Kebocoran UN Merata di Medan

23 Maret 2010 Berita Pendidikan


MEDAN, KOMPAS.com Soal dan kunci jawaban Ujian Nasional (UN) beredar di Medan pada malam menjelang ujian yang menentukan kelulusan siswa itu berlangsung, Senin (22/3/2010). Kebocoran soal UN tersebut diduga merata di banyak sekolah di Kota Medan, Deli Serdang, dan daerah lain di sekitarnya.

Koordinator Komunitas Air Mata Guru (KAMG) Abdi Saragih menjelaskan, pada Minggu (21/3/2010) pihaknya memperoleh salinan soal UN untuk mata pelajaran Biologi, Bahasa Indonesia, dan Sosiologi dari seorang joki.

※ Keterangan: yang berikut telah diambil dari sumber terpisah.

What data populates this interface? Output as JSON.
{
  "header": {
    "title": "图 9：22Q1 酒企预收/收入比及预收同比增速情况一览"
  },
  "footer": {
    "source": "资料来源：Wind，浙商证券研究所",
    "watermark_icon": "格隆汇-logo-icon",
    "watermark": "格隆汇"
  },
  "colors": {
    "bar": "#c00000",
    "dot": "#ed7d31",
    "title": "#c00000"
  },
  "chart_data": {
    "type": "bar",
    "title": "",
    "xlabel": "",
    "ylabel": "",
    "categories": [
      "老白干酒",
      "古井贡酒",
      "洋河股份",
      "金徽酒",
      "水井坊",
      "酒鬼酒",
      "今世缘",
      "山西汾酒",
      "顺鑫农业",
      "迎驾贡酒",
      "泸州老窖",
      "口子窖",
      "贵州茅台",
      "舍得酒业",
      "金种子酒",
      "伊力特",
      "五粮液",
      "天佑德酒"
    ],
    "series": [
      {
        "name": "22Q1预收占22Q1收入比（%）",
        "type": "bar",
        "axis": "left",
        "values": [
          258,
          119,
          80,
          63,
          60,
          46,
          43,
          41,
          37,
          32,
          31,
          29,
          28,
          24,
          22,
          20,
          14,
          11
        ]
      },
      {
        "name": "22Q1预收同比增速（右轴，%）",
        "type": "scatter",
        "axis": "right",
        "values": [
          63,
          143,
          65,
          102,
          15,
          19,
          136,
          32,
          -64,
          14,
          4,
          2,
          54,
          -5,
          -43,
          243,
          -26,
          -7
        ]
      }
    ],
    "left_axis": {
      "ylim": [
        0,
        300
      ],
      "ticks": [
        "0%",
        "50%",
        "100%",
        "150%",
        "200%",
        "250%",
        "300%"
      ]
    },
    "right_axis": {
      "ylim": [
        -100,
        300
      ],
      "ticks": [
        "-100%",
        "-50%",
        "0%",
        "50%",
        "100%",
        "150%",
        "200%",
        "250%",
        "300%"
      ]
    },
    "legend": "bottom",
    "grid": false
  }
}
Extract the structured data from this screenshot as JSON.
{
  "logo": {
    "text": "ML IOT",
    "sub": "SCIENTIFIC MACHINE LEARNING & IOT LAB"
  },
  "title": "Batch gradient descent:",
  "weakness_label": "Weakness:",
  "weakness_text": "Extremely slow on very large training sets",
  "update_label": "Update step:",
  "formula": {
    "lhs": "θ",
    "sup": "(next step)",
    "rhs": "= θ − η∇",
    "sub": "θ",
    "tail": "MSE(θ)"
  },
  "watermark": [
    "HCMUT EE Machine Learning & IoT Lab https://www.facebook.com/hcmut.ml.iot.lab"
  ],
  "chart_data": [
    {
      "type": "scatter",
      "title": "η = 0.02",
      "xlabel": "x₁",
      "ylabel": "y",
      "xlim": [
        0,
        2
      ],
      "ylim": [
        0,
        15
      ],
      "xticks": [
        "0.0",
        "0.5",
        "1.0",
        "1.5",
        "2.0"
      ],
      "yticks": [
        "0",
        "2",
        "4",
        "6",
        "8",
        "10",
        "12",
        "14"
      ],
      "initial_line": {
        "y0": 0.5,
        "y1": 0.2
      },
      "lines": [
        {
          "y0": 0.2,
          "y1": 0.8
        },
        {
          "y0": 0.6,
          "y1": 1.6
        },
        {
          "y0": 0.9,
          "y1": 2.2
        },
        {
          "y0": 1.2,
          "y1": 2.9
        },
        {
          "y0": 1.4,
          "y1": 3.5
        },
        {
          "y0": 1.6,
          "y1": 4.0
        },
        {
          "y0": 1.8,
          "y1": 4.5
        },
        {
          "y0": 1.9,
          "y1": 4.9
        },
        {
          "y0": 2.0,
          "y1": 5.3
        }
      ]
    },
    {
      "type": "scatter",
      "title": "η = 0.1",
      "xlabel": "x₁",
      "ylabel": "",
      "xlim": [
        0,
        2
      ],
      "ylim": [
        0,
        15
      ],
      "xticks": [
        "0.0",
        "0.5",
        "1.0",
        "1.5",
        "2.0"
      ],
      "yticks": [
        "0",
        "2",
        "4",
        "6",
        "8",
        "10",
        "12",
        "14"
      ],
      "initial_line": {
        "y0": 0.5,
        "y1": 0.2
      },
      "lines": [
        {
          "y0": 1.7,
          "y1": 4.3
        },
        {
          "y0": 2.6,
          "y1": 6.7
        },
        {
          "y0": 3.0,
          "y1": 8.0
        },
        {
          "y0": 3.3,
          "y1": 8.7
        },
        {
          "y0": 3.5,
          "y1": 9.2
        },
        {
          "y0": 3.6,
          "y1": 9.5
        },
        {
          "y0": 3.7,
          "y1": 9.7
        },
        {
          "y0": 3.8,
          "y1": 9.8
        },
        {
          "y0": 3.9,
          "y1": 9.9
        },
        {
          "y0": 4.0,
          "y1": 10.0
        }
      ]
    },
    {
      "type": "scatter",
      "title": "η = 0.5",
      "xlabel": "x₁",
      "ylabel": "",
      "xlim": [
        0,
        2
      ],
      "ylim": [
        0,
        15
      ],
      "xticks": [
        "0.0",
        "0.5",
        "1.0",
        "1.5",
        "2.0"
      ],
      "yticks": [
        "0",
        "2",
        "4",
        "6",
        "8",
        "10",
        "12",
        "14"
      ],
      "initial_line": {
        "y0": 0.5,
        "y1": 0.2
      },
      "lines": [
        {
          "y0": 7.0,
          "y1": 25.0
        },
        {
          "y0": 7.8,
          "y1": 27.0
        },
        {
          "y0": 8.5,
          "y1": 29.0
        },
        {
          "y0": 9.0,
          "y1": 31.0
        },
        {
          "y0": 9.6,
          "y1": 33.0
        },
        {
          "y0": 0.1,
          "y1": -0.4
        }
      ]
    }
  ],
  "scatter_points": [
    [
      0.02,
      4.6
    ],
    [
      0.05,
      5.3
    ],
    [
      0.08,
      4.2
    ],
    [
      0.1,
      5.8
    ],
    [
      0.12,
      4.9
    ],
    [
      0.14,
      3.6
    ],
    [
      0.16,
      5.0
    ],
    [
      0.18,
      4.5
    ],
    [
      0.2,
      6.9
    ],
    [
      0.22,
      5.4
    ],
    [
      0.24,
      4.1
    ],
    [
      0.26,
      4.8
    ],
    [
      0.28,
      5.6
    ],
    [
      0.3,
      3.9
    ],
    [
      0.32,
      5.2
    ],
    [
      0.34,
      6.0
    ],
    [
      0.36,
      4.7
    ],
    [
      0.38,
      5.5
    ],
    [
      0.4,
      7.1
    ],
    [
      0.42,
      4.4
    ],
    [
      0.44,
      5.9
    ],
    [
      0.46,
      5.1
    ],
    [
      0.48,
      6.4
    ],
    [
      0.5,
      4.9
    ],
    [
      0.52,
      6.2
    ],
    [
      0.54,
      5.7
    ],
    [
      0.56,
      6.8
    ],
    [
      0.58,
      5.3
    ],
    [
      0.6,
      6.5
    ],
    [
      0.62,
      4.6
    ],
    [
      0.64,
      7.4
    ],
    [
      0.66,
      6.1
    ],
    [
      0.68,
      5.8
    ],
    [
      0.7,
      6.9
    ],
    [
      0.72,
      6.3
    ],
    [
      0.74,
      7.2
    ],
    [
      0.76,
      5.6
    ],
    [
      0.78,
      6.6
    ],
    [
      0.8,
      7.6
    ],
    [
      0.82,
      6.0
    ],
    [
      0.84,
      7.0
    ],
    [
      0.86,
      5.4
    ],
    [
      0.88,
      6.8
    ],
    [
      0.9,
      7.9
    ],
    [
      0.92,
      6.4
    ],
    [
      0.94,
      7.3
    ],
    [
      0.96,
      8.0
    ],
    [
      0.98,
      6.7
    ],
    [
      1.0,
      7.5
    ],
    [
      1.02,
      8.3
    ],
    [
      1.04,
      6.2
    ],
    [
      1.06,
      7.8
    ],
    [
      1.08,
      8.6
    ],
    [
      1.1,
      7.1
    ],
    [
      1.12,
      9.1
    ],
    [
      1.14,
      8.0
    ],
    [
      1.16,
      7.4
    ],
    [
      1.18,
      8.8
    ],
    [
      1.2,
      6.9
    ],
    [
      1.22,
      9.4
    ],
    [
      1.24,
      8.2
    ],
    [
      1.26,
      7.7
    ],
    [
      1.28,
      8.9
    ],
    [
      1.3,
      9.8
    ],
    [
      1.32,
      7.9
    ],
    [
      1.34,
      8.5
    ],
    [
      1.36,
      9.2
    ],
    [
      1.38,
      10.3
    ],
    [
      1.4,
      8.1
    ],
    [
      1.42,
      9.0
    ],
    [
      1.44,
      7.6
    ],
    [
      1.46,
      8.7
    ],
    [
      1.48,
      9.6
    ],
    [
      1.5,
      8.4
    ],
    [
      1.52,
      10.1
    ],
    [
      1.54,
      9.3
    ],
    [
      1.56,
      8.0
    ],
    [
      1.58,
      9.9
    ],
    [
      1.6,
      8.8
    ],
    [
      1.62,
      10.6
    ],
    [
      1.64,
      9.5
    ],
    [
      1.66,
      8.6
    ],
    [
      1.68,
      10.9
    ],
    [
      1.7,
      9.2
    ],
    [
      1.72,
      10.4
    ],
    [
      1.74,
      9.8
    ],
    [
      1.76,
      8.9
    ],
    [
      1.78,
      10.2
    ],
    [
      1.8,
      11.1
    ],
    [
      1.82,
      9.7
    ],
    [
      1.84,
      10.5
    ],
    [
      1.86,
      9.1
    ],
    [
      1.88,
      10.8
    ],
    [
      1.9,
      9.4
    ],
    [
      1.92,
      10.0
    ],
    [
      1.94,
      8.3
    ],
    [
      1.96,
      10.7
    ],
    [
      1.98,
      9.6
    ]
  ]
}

Joki tersebut mendapatkannya dari seorang oknum di Dinas Pendidikan Kabupaten Deli Serdang.

"Soal-soal UN itu sama persis dengan soal UN yang diujikan keesokan harinya. Info kebocoran soal itu sudah kami terima sejak dua pekan lalu, tetapi baru semalam kami bisa memperoleh buktinya," ujar Abdi.

Aktivis KAMG memperoleh salinan soal itu dengan menyamar sebagai salah satu siswa peserta UN. Banyak juga siswa yang berburu soal UN. Mereka memperoleh informasi bahwa sepaket soal UN yang terdiri dari enam eksemplar itu dijual joki seharga Rp 600.000.

Dewan Pembina KAMG Denny Bay Saragih menjelaskan, penemuan soal UN itu semakin menguatkan bahwa UN selama ini berjalan penuh kecurangan. Guru dan siswa hanya menilai UN sebagai penghalang kelulusan sehingga harus dilewati dengan berbagai cara, termasuk bertindak curang.

Menanggapi hal itu, Kepala Dinas Pendidikan Provinsi Sumatera Utara Bahrumsyah mengatakan, masalah dugaan kebocoran soal biar nanti diusut secara hukum. Alasannya, itu semua menyangkut tindak pidana. Dia juga mewanti-wanti agar para siswa tidak memercayai SMS berisi jawaban soal yang beredar.

Menurutnya, sulit soal UN bisa bocor. Sejak proses pencetakan sampai pengiriman soal ke sekolah-sekolah, soal UN selalu dijaga polisi. "Semua pekerja di percetakan diperiksa satu per satu. Sulit bisa bocor," ujarnya.